I've been thinking about moving
I haven't been on here in a LONG time. I feel like I need some input before I think about this anymore than I already have. I'm sure this could go into numerous categories so I'm sorry if I'm posting it in the wrong place. Here's the story and I apologize in advance for the length.
First off, I have not even discussed this with my husband but I plan on seeing if he's even interested in looking into this. If not, then it won't happen.
My grandparents have/had 3 cabins up in Northern Wisconsin that I've been going to (along with the rest of my family) since before I was born. This is the one thing that I used to look forward to more than anything every summer. From the time we would leave to the time we went back I would be wishing I was there. These cabins are right on the lake, the water is crystal clear. I've never seen water so clear. It's just beautiful up there.
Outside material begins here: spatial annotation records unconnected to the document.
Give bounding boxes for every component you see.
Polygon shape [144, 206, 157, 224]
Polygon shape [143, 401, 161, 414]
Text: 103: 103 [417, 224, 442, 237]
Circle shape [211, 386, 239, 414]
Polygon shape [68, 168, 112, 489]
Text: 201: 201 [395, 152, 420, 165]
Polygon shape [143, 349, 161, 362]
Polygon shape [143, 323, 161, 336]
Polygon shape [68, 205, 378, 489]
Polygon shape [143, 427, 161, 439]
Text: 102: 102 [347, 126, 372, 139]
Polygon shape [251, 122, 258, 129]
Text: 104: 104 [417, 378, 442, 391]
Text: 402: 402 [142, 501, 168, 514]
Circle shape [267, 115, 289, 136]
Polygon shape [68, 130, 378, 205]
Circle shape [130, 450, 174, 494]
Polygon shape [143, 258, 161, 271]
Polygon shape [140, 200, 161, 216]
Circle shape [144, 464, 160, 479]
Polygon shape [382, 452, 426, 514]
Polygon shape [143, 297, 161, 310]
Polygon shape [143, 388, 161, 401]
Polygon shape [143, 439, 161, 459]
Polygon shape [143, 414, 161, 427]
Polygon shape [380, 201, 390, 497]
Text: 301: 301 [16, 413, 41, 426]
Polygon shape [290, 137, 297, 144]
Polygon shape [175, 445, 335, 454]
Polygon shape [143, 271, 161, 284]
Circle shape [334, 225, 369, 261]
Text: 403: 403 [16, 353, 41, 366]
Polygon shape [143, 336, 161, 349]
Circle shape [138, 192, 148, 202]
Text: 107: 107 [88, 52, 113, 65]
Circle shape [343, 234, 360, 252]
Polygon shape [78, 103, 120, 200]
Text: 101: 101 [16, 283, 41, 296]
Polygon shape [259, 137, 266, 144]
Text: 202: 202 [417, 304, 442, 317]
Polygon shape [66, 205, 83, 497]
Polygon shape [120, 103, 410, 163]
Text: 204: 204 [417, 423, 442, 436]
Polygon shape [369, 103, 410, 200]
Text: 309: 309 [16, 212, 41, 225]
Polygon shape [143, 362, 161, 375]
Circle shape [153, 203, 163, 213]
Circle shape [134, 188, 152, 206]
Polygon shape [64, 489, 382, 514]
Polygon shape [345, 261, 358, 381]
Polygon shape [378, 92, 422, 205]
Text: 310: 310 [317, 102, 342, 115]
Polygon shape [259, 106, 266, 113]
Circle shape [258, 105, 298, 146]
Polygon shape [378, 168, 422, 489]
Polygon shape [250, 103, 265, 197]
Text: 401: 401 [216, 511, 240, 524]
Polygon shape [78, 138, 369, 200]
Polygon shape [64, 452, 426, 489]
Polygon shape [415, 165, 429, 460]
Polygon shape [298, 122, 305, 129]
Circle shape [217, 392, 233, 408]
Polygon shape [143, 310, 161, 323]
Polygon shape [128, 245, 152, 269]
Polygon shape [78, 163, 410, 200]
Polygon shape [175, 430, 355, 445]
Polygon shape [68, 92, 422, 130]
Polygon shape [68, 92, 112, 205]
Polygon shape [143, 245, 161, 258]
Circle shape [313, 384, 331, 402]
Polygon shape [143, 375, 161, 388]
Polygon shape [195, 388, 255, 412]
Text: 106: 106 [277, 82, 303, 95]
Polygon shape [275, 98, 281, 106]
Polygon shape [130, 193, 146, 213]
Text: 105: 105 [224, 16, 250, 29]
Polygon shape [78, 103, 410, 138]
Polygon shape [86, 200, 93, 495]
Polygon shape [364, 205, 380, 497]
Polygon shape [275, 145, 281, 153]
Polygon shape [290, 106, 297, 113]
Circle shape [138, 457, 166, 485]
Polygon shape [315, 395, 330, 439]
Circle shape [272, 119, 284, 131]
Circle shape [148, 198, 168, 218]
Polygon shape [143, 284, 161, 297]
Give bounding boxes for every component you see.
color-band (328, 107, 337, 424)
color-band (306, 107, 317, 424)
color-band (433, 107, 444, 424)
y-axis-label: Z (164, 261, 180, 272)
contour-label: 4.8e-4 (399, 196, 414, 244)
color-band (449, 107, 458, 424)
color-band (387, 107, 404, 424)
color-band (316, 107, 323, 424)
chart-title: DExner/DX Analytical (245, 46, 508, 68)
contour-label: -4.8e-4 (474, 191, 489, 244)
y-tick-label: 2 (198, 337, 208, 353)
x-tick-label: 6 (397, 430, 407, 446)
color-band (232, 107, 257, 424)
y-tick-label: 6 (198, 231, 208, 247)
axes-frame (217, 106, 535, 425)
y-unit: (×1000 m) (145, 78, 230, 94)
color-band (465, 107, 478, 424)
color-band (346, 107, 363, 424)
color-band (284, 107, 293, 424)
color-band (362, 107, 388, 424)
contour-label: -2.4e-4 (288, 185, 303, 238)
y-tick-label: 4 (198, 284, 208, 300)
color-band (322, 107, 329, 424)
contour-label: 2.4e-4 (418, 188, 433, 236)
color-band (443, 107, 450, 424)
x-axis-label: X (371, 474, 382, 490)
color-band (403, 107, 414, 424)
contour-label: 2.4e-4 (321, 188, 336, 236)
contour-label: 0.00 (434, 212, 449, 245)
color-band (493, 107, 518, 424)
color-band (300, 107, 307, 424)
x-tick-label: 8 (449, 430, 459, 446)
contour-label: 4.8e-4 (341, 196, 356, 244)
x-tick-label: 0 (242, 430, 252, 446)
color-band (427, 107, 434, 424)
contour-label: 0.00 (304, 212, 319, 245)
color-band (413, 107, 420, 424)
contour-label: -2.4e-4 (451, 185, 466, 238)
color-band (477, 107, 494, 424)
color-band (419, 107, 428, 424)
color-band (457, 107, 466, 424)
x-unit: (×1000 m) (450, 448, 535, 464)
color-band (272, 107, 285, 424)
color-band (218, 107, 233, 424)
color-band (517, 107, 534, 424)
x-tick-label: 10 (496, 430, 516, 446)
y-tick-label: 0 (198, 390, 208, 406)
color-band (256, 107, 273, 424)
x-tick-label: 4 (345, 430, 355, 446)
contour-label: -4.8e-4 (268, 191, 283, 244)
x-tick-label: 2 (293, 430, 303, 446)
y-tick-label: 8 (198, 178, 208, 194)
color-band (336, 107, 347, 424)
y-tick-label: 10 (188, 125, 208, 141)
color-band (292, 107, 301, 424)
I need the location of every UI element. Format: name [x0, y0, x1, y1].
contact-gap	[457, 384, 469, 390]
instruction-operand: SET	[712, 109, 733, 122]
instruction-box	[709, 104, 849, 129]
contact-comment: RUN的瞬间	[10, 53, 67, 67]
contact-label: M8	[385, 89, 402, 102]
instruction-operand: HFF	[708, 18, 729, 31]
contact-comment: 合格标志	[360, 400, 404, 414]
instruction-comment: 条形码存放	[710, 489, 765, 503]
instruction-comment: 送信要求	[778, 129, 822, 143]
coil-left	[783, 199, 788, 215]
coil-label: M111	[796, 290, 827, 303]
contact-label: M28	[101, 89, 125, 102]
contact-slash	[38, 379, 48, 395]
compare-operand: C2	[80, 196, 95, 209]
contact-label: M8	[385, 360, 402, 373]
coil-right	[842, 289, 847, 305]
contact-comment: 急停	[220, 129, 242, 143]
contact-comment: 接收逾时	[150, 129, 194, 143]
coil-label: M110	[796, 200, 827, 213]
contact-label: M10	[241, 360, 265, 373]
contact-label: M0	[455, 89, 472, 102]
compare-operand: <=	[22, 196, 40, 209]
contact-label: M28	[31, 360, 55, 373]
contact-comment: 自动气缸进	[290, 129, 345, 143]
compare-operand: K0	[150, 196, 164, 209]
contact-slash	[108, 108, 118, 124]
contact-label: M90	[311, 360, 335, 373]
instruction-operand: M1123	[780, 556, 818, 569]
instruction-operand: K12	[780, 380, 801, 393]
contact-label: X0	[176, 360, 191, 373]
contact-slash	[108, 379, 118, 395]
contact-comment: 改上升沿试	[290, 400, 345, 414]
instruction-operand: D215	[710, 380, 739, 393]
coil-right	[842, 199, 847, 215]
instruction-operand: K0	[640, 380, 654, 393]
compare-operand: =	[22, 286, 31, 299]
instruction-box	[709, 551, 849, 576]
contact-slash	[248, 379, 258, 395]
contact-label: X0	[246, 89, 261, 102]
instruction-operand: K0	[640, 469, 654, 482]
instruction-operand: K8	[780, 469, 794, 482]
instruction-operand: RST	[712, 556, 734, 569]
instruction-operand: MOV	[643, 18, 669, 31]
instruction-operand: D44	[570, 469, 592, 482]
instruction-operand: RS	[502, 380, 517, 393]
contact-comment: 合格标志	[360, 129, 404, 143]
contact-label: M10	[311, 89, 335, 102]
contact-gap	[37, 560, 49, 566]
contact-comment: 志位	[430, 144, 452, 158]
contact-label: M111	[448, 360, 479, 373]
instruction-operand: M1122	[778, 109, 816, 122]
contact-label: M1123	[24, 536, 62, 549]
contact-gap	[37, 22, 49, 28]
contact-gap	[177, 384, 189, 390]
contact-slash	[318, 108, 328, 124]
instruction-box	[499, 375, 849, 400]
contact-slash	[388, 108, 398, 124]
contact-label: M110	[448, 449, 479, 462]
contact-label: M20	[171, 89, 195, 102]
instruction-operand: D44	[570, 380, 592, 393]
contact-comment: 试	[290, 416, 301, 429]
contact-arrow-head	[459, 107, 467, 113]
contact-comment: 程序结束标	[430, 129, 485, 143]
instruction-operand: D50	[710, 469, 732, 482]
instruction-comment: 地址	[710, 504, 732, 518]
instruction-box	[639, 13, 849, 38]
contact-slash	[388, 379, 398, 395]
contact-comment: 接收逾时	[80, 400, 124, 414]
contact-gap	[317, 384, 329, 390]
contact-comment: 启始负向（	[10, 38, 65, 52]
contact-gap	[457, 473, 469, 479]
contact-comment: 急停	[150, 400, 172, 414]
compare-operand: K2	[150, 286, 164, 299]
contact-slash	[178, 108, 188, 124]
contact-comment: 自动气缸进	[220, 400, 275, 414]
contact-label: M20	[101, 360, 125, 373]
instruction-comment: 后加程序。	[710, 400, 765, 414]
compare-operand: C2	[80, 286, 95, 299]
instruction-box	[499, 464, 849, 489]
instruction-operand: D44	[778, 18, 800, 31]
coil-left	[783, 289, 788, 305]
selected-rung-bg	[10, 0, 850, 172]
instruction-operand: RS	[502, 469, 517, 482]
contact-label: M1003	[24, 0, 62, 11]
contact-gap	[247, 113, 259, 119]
My grandma passed away last year and now my grandpa is trying to tie up loose ends. He's going to be selling the cabins. To be honest I always thought the cabins would stay in the family, but we found out that they're not paid off like we all thought they were. He took out a second mortgage on them so he could put money into his business that the previous owner destroyed. There is no way that the family can afford to keep them in the family now. I am absolutely crushed.
So now I've been debating about moving up North to the place I absolutely love, not that I would be able to afford lakefront property, but it would be nice just to be close to a body of water that isn't brown. LOL
I've lived in the same town my whole life. My whole family is here. Most of my husband's family is here. There's nothing that scares me more than packing up and leaving what's familiar to me. My job, my friends, my family, etc. People move all the time. Most of my friends from high school have moved away, but I wouldn't even know where to begin. I'd have to find a place to live, a job, etc, etc. My husband says he wants to move eventually because he's not happy in the city we live in, although I think it's just because he associates it with the bad part of town. We live in a good neighborhood and not far from our jobs.
I just have never felt so torn as whether to go for something or not. I know that my grandparents cabins were a getaway. We would just go up there for a week at a time. Who knows? Maybe it wouldn't even have the same feel if we lived up there. It's just so relaxing up there, sitting on the pier, watching the sun come up... I'm going to miss that so much.